Герцог ушёл, но спустя некоторое время вернулся встревоженным:
- Ваше Величество, воины ободритов…
Король надменно усмехнулся:
- Вот и их князья пожаловали. Пусть по очереди подъезжают и присягают мне.
- Но они выстроились для битвы.
- Сколько их? – Нахмурился Людовик.
- Не более тысячи.
На лице короля опять появилась ехидная усмешка:
- Я это предвидел, и поэтому мои указания не противоречивы. Князья сами выбрали свою участь. Пошлите против них три тысячи и раздавите их! Остальные пусть возьмут город. Вечером передо мной должен быть ужин, достойный короля.

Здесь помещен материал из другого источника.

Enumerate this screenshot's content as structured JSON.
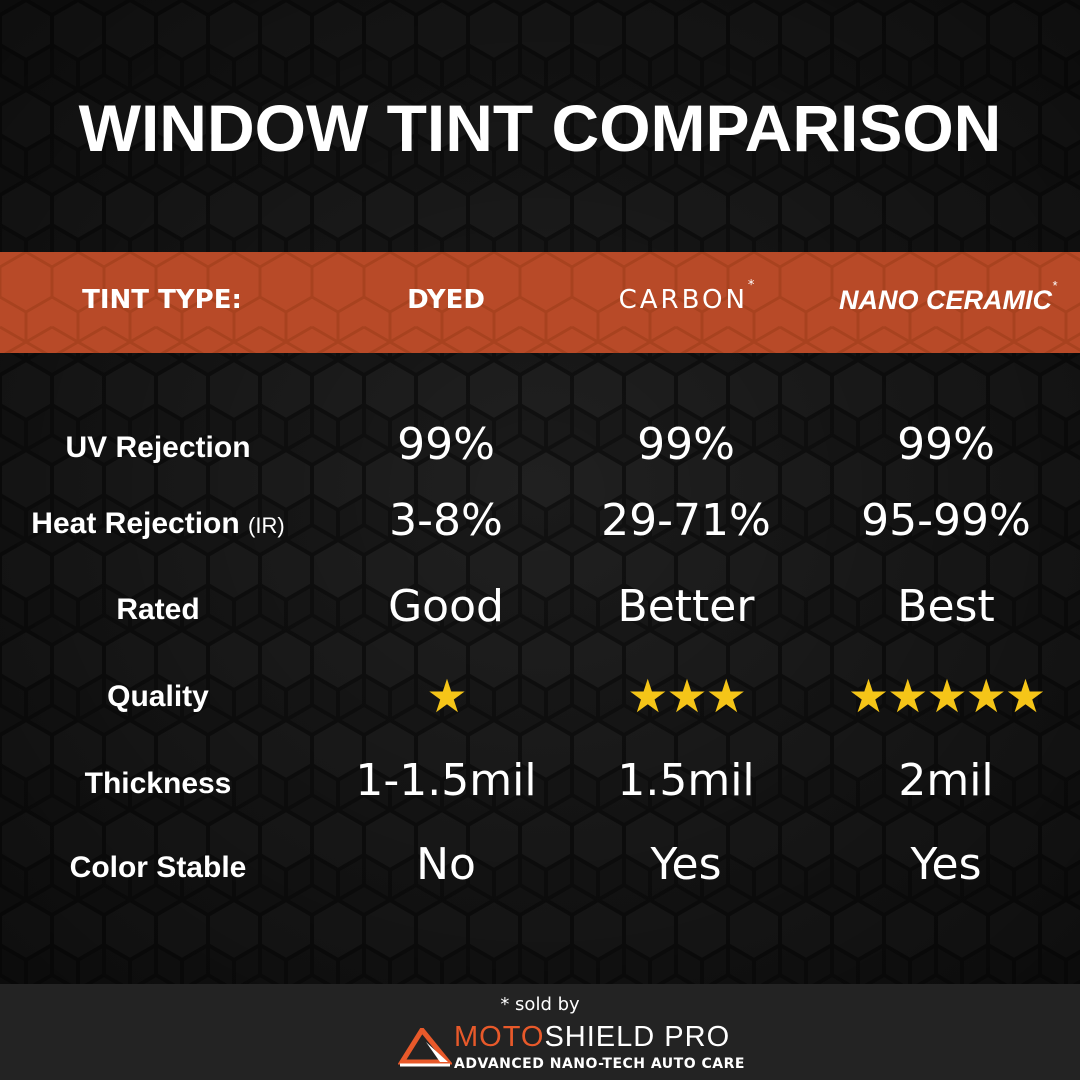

Чувствуя своё превосходство, воины франков не спеша становились в боевые порядки. Выстроившись, они несколькими клиньями двинулись к ожидавшим врага бодричам. В вершине каждого клина стояли самые матёрые и испытанные бойцы, прошедшие не одну битву. Едва свистнули стрелы, франкское войско перешло на бег и вначале вершинами клиньев, а затем всеми воинами, ударило в ощетинившийся копьями и прикрывшийся щитами строй славян. Ужасный треск ломающихся копий и разлетающихся в щепки щитов сменился лязгом вступивших в дело мечей и секир. От первого удара франков строй бодричей чуть прогнулся, но выстоял. Сквозь шум боя раздался гулкий крик Аскольда:
- Держись, Бермята!
Бермята, размашисто орудуя секирой и перебрасывая её с руки на руку после каждого мощного удара, после которого очередной франкский воин падал бездыханным, отозвался:
- Держусь!..
Задние ряды франков, видя перед собой спины сражающихся воинов и не имея возможности вступить в бой, очарованные близостью победы над малочисленным врагом, ломая строй, начали перемещаться вправо и влево с намерением охватить с боков славян. На правом фланге бодричей навстречу им выдвинулась редкая цепь вагров во главе с Диром. Едва ли у половины из них были доспехи и щиты, но бесстрашно они сблизились с франками, держа в руках клевцы. Жуткое это было оружие. Оно не требовало постоянного совершенствования в его владении. Взмах – удар, и враг повержен. Трудно, даже почти невозможно было спастись от него. Подкошенными колосьями падали франки после удара клевцом. Его удар дробил щиты, пробивал латы и тело врага насквозь. Бывало, что жертва падала на землю с застрявшим в ней остриём, вырвав древко клевца из рук воина, нанёсшего удар. В этом случае вагры отходили за спины товарищей, а на их место становились другие, шаг за шагом тесня франков. Потерявшие оружие славяне брали запасные клевцы или выдёргивали из поверженных врагов застрявшие и с этим окровавленным оружием опять бросались на врагов.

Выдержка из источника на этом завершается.